The future of travel and tourism in Europe
According to the latest research from Euromonitor International, France still remains Western Europe’s top inbound tourist destination. Spain, at number two, however, has stronger annual growth figures as it is not as dependent as France on US arrivals.
This is important, as although tourist arrivals from the US are recovering in Europe, numbers still remain sluggish due to the weak dollar and overseas travel apprehensiveness. The top inbound destination for Eastern Europe is Poland with 15 million arrivals in 2005, followed closely by Hungary. Bulgaria remains the fastest growing inbound tourist destination in Europe with growth of 17% between 2004 and 2005.
Euromonitor International believes that this could be a sign of things to come as more people move away from holidaying in Spain, which has become pricier and overdeveloped, to the much cheaper Bulgaria and its black sea resorts. This trend is likely to develop even more rapidly with Bulgaria’s proposed ascension to the European Union in 2007, increased low cost flights to the region and investment in travel and tourism marketing and attractions.
This is also the case for the rest of South Eastern Europe. Aggressive marketing, such as that by the Croatian Tourism Board, together with the development of an infrastructure to support tourism and low cost flights, is likely to ensure the region will become the next growth area for European tourism.
Low Cost Long Haul Travel
With the expansion of low cost carrier networks across Europe and fare reductions by legacy carriers such as British Airways, who are keen not to lose out on market share, low cost travel is becoming the norm rather than the exception.

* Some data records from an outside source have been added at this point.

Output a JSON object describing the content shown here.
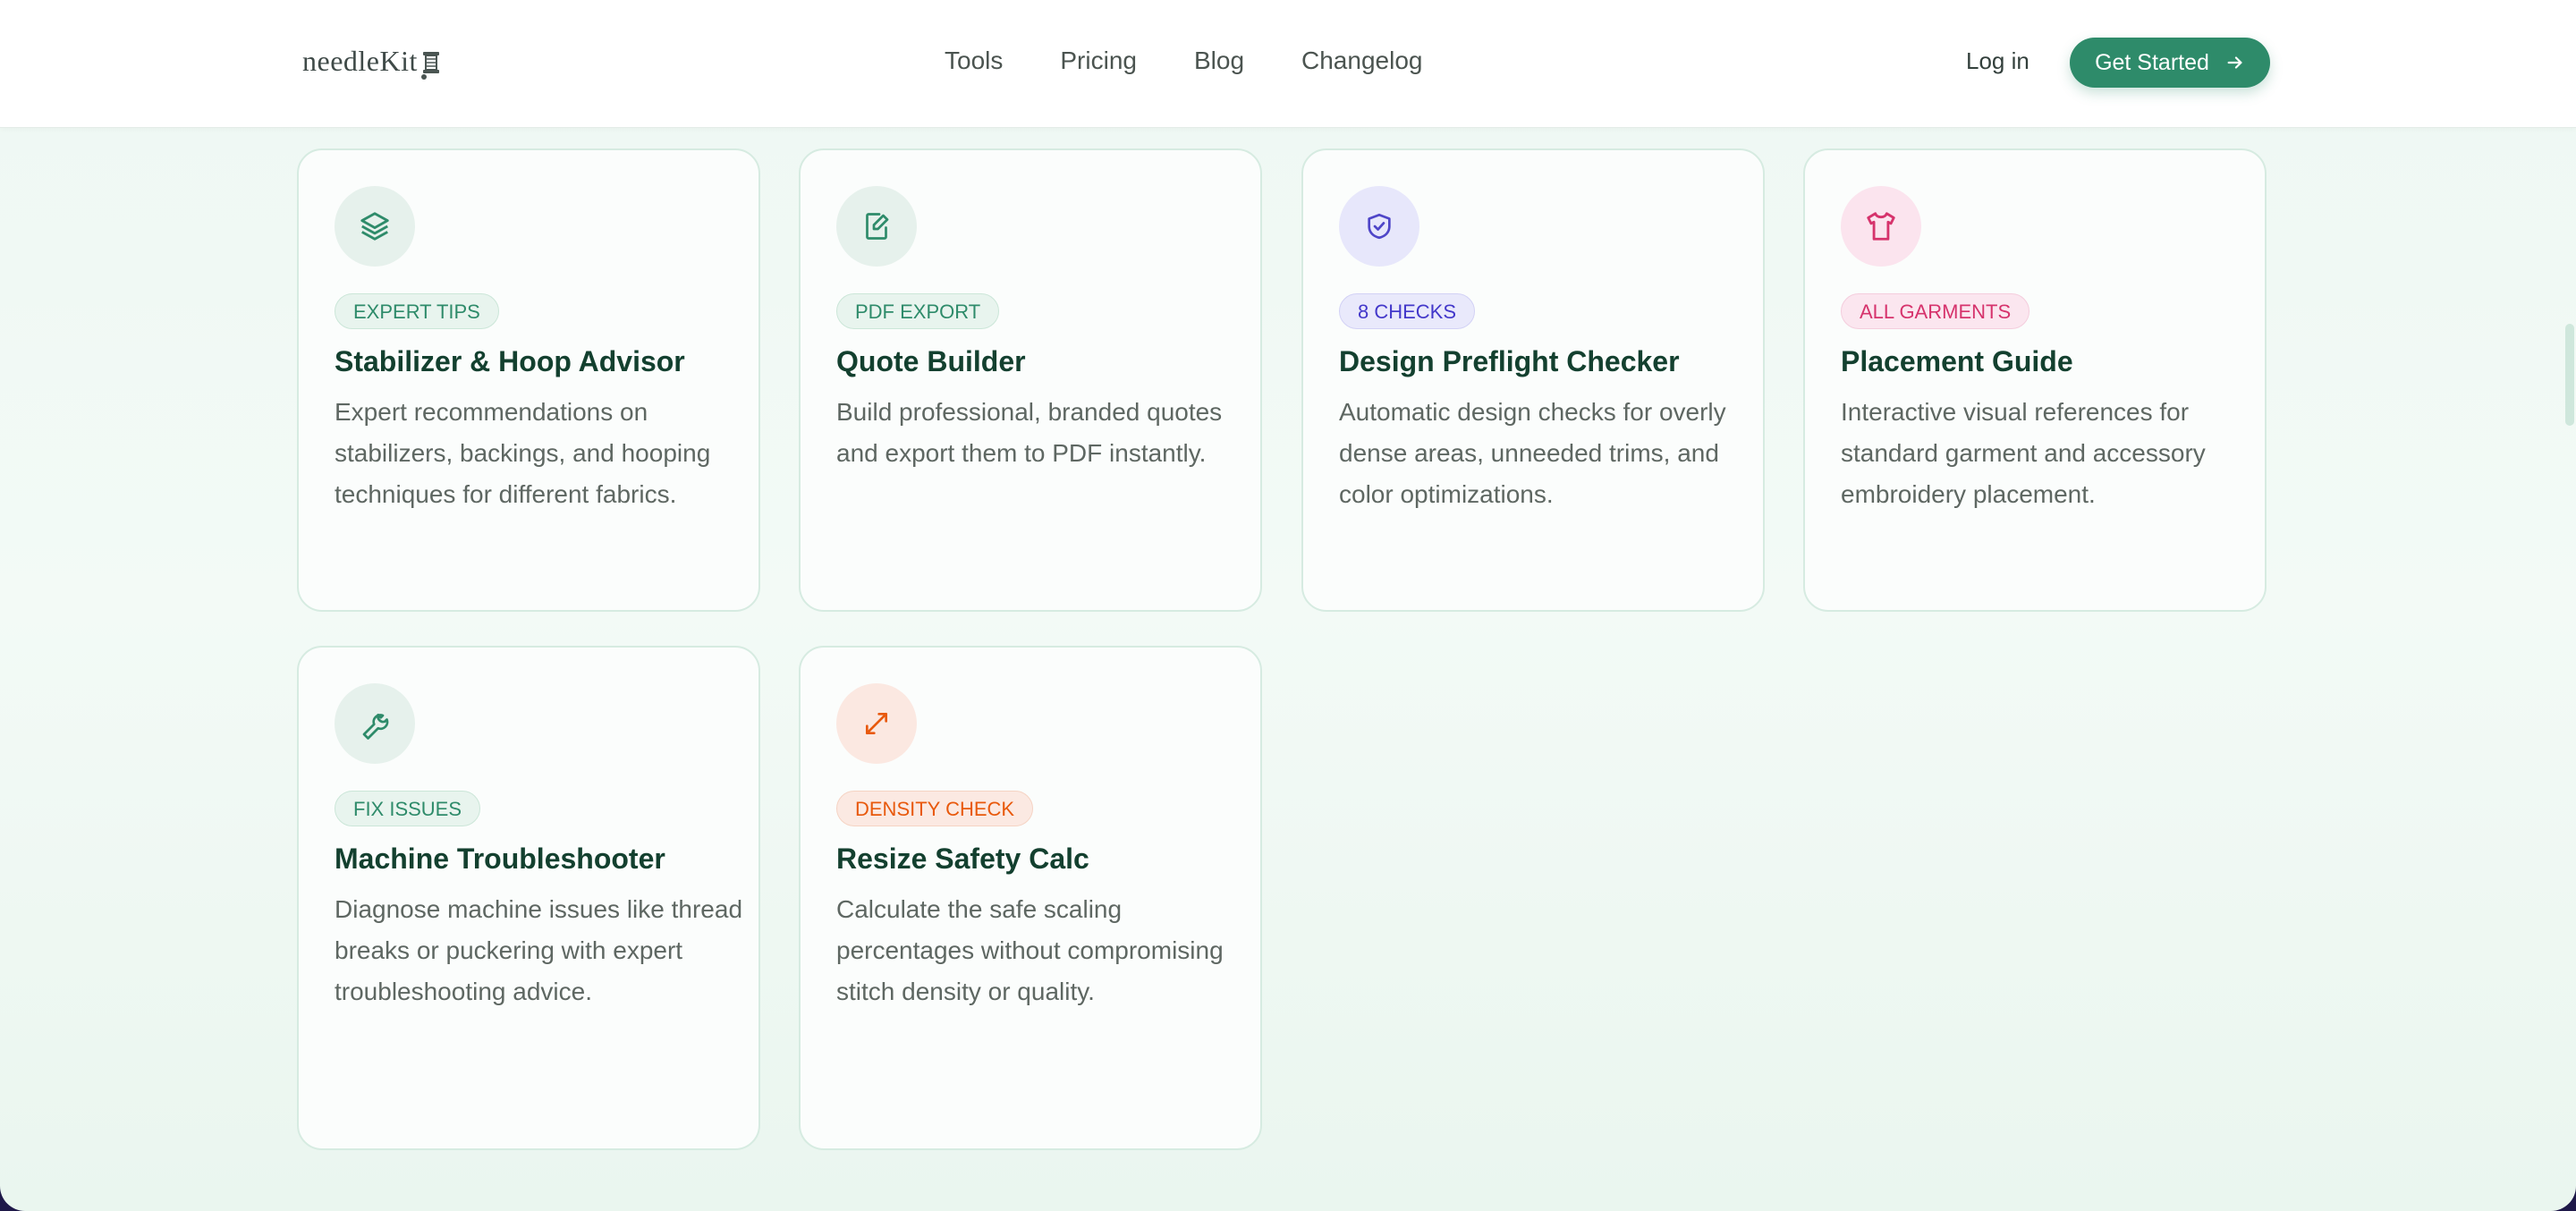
{
  "header": {
    "logo_text": "needleKit",
    "nav": [
      "Tools",
      "Pricing",
      "Blog",
      "Changelog"
    ],
    "login_label": "Log in",
    "cta_label": "Get Started"
  },
  "cards": [
    {
      "icon": "layers-icon",
      "badge": "EXPERT TIPS",
      "title": "Stabilizer & Hoop Advisor",
      "description": "Expert recommendations on stabilizers, backings, and hooping techniques for different fabrics."
    },
    {
      "icon": "file-edit-icon",
      "badge": "PDF EXPORT",
      "title": "Quote Builder",
      "description": "Build professional, branded quotes and export them to PDF instantly."
    },
    {
      "icon": "shield-check-icon",
      "badge": "8 CHECKS",
      "title": "Design Preflight Checker",
      "description": "Automatic design checks for overly dense areas, unneeded trims, and color optimizations."
    },
    {
      "icon": "shirt-icon",
      "badge": "ALL GARMENTS",
      "title": "Placement Guide",
      "description": "Interactive visual references for standard garment and accessory embroidery placement."
    },
    {
      "icon": "wrench-icon",
      "badge": "FIX ISSUES",
      "title": "Machine Troubleshooter",
      "description": "Diagnose machine issues like thread breaks or puckering with expert troubleshooting advice."
    },
    {
      "icon": "resize-arrows-icon",
      "badge": "DENSITY CHECK",
      "title": "Resize Safety Calc",
      "description": "Calculate the safe scaling percentages without compromising stitch density or quality."
    }
  ],
  "colors": {
    "brand_green": "#2e8b6a",
    "title_green": "#13402f",
    "badge_green_bg": "#e8f4ee",
    "badge_indigo_bg": "#e9e9fb",
    "badge_pink_bg": "#fbe6ef",
    "badge_orange_bg": "#fbe9e2"
  }
}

Also on the rise is a trend towards flight customisation, meaning that customers have the option to add frills onto their no-frills flights.
The push beyond the usual three hour short haul boundary by low cost carrier easyJet with flights to Morocco, marks its entrance into the mid haul low cost travel market. The launch of flights between London Gatwick and Hong Kong in June 2006 by Oasis Air for potentially £75 return could also well be the start of a low cost long haul travel revolution. The implications for the European tourism industry are two fold – more inbound tourism and even more outbound, as long haul travel becomes more assessable to the masses.
Internet travel evolution
The latest Euromonitor International figures predict 34% growth for Internet travel retail sales in Western Europe between 2005 and 2006. The trend in travel is increasingly towards dynamic packaging, with consumers surfing the Internet and customising their search criteria to combine low-cost airline tickets with special online offers for hotel accommodation either individually or through tour operators/travel agents.

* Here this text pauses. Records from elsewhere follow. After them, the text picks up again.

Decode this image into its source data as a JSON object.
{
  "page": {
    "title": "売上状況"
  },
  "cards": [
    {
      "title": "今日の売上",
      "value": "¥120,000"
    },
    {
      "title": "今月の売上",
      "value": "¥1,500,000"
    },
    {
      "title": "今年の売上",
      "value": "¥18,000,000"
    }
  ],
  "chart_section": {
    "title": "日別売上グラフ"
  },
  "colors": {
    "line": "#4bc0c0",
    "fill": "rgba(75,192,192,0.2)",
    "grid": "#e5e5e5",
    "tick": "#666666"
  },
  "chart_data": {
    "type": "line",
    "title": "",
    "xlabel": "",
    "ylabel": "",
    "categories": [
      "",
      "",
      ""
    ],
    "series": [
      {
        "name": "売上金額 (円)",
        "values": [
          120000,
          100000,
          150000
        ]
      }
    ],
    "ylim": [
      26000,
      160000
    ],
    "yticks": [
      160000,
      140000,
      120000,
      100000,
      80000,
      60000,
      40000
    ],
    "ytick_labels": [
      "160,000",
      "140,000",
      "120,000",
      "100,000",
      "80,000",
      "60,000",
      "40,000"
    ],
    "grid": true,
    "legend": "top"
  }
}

The current leader in Europe for Internet travel retail is the UK, with the other large Western European tourism markets Germany, France and Spain growing rapidly. These markets have managed to achieve forecast annual growth rates of about 40% over the next 3 years, thanks to the proliferation of broadband connections and debit card acceptance for online purchases across Europe. In the UK and Germany, holiday financing is also at embryonic stage, with travel companies beginning to market “go now, pay later” travel packages.

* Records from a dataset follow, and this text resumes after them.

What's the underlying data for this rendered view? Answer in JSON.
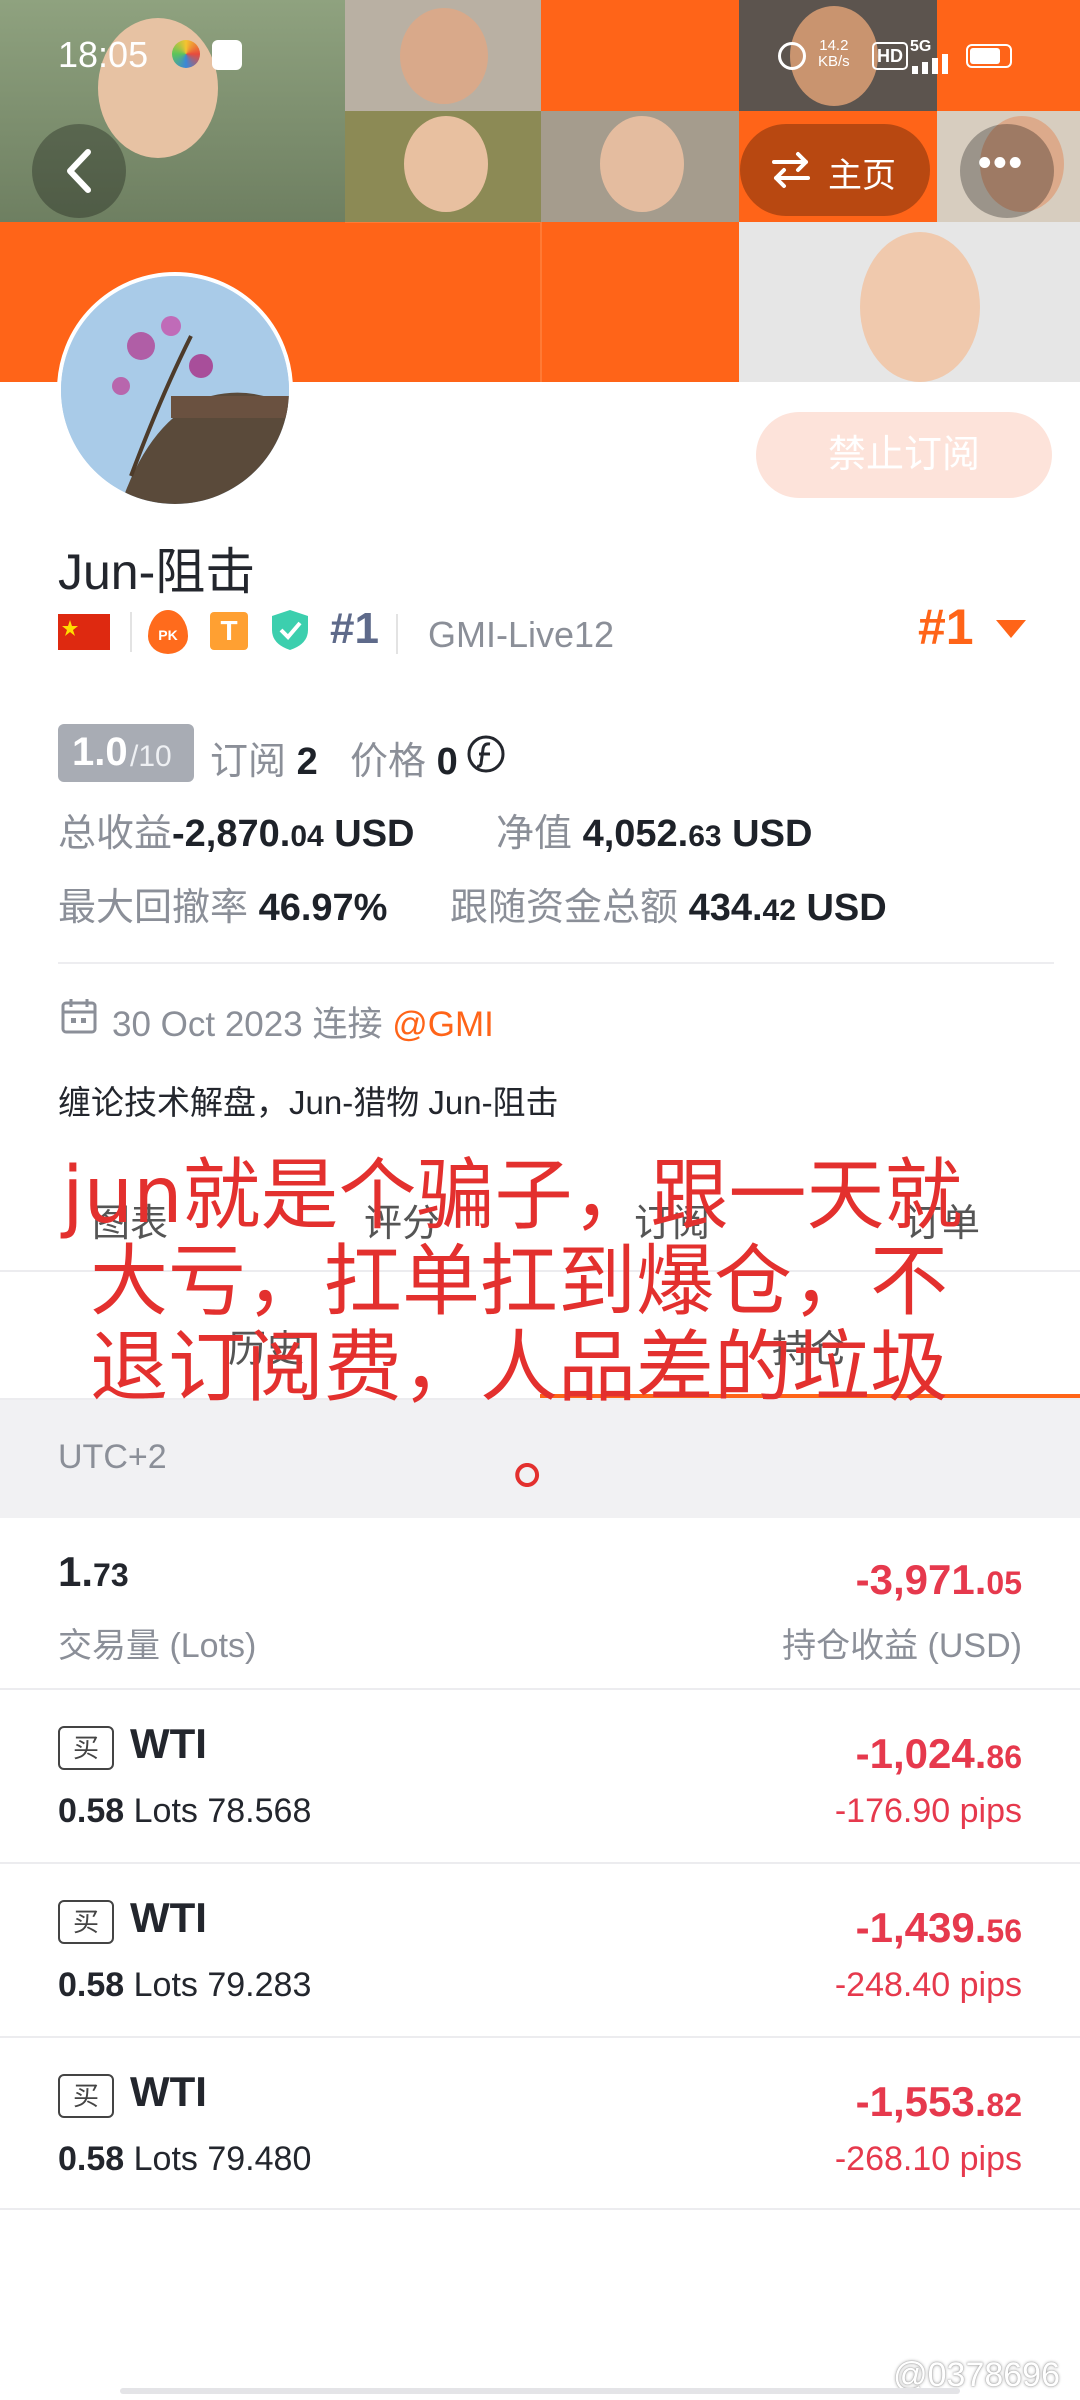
{
  "status_bar": {
    "time": "18:05",
    "speed_value": "14.2",
    "speed_unit": "KB/s",
    "hd": "HD",
    "network": "5G"
  },
  "header": {
    "home_label": "主页",
    "more_label": "•••"
  },
  "profile": {
    "name": "Jun-阻击",
    "rank": "#1",
    "server": "GMI-Live12",
    "rank_right": "#1",
    "ban_button": "禁止订阅",
    "badge_pk": "PK",
    "badge_t": "T"
  },
  "stats": {
    "score": "1.0",
    "score_max": "/10",
    "subscribe_label": "订阅",
    "subscribe_count": "2",
    "price_label": "价格",
    "price_value": "0",
    "total_profit_label": "总收益",
    "total_profit_main": "-2,870.",
    "total_profit_dec": "04",
    "total_profit_unit": "USD",
    "net_value_label": "净值",
    "net_value_main": "4,052.",
    "net_value_dec": "63",
    "net_value_unit": "USD",
    "max_drawdown_label": "最大回撤率",
    "max_drawdown_value": "46.97%",
    "follow_funds_label": "跟随资金总额",
    "follow_funds_main": "434.",
    "follow_funds_dec": "42",
    "follow_funds_unit": "USD"
  },
  "connection": {
    "date": "30 Oct 2023",
    "connect_label": "连接",
    "broker": "@GMI"
  },
  "description": "缠论技术解盘，Jun-猎物 Jun-阻击",
  "tabs": [
    {
      "label": "图表"
    },
    {
      "label": "评分"
    },
    {
      "label": "订阅"
    },
    {
      "label": "订单"
    }
  ],
  "subtabs": [
    {
      "label": "历史"
    },
    {
      "label": "持仓"
    }
  ],
  "overlay": {
    "line1": "jun就是个骗子，跟一天就",
    "line2": "大亏，扛单扛到爆仓，不",
    "line3": "退订阅费，人品差的垃圾",
    "line4": "。"
  },
  "timezone": "UTC+2",
  "summary": {
    "volume_main": "1.",
    "volume_dec": "73",
    "volume_label": "交易量 (Lots)",
    "position_profit_main": "-3,971.",
    "position_profit_dec": "05",
    "position_profit_label": "持仓收益 (USD)"
  },
  "orders": [
    {
      "side": "买",
      "symbol": "WTI",
      "lots": "0.58",
      "lots_unit": "Lots",
      "price": "78.568",
      "pnl_main": "-1,024.",
      "pnl_dec": "86",
      "pips": "-176.90 pips"
    },
    {
      "side": "买",
      "symbol": "WTI",
      "lots": "0.58",
      "lots_unit": "Lots",
      "price": "79.283",
      "pnl_main": "-1,439.",
      "pnl_dec": "56",
      "pips": "-248.40 pips"
    },
    {
      "side": "买",
      "symbol": "WTI",
      "lots": "0.58",
      "lots_unit": "Lots",
      "price": "79.480",
      "pnl_main": "-1,553.",
      "pnl_dec": "82",
      "pips": "-268.10 pips"
    }
  ],
  "watermark": "@0378696"
}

The online travel revolution marks a new era, in that travel research, reservations, and check ins can all be done online. This spells the end of many intermediaries and gives rise to consolidation, weeding out small companies and those that are not keeping pace with innovation in the market. The trend of bigger global players such as Amadeus acquiring Opodo, and Sabre acquiring Lastminute.com are just precursors to this phase of industry consolidation.